Prince George’s County officials are starting to determine what can be done with recommendations proposed by an ethics task force, but the measures are not expected to be implemented for at least a year. The task force presented its final report to County Executive Rushern Baker and Council Chairwoman Ingrid Turner, D-Bowie, in June.
Kurt Schmoke, a former Baltimore mayor and chairman of the task force, said he hasn’t heard any updates on the county’s progress since handing them over the executive and chairwoman.
It will take time to implement some of the recommendations, Schmoke said, which include creating an inspector general, strengthening the county’s ethics board, and creating a whistleblower hot line to report waste and fraud.
The county
Office of Management and Budget also must find funding and staff for the recommendations, discussions that will have to wait for the fiscal 2013 budget talks.
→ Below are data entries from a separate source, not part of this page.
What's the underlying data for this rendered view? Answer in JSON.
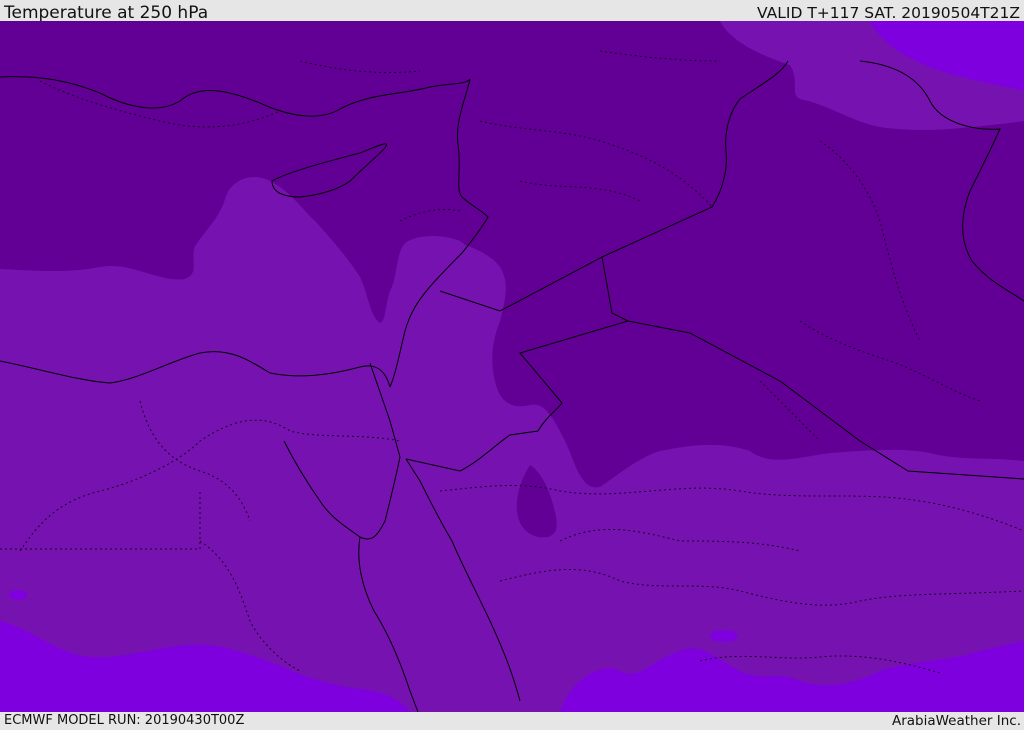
{
  "header": {
    "title": "Temperature at 250 hPa",
    "valid_time": "VALID T+117 SAT. 20190504T21Z"
  },
  "footer": {
    "model_run": "ECMWF MODEL RUN: 20190430T00Z",
    "credit": "ArabiaWeather Inc."
  },
  "colors": {
    "coldest": "#620095",
    "mid": "#7613b0",
    "warm": "#7f00de",
    "border": "#000000",
    "header_bg": "#e6e6e6"
  }
}
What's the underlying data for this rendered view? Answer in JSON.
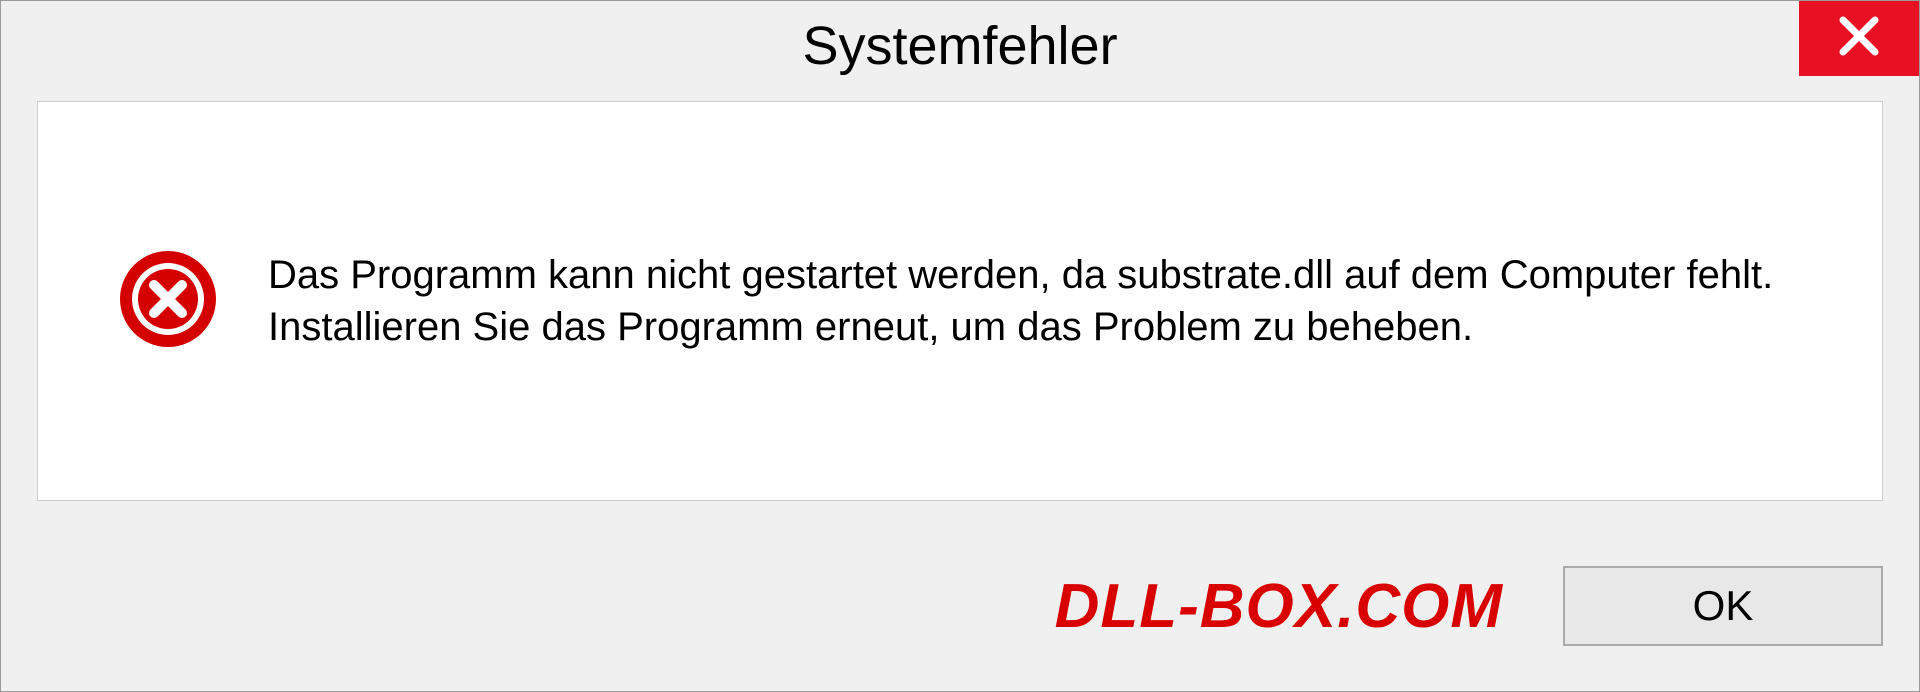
{
  "dialog": {
    "title": "Systemfehler",
    "message": "Das Programm kann nicht gestartet werden, da substrate.dll auf dem Computer fehlt. Installieren Sie das Programm erneut, um das Problem zu beheben.",
    "ok_label": "OK",
    "watermark": "DLL-BOX.COM"
  },
  "colors": {
    "close_bg": "#e81123",
    "error_icon": "#d40000",
    "watermark": "#d90000"
  }
}
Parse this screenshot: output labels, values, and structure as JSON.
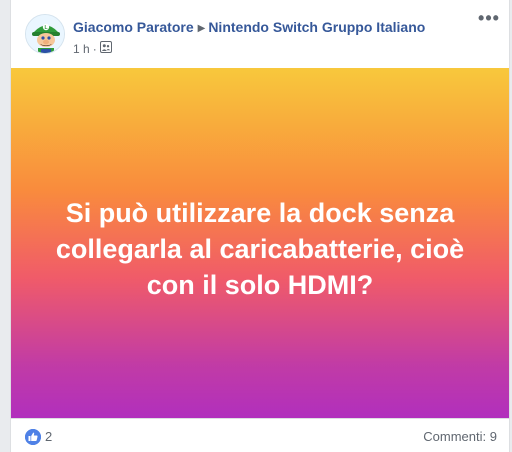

The inspector general’s office would be a new expense, and the Board of Ethics, which currently has no budget or staff, would need to be overhauled.
Baker’s staff has established a working group to review the county’s financial and legal options, and plan to begin meeting with the County Council during the August recess to determine which recommendations may be implemented, according to Brad Frome, Baker’s deputy chief of staff.
“The recommendations are just that, recommendations,” Frome said. “We have to operationalize them. Some of these things are strong recommendations for what to do, but when you get into the actual mechanics of how government operates, there’s a lot of work to do.”
Schmoke said the board never asked the county for a report back on the recommendations, but had hoped some less expensive ideas, such as the whistleblower hot line, could be set up quickly.
A new hot line could possibly be established by the end of the year, Frome said, though there is no timeline for implementing any of the report’s ideas.
Other recommendations will take more effort.
“From a financial point of view, there’s some big ticket items and small ticket items there,” Schmoke said. “They
ought to take the time to be thoughtful and get it right.”
The task force vice chairman, former Prince George’s Circuit Court Judge William Missouri, was recently hired by the Baker administration as a senior adviser, a move Schmoke said could be a step toward implementing the recommendations.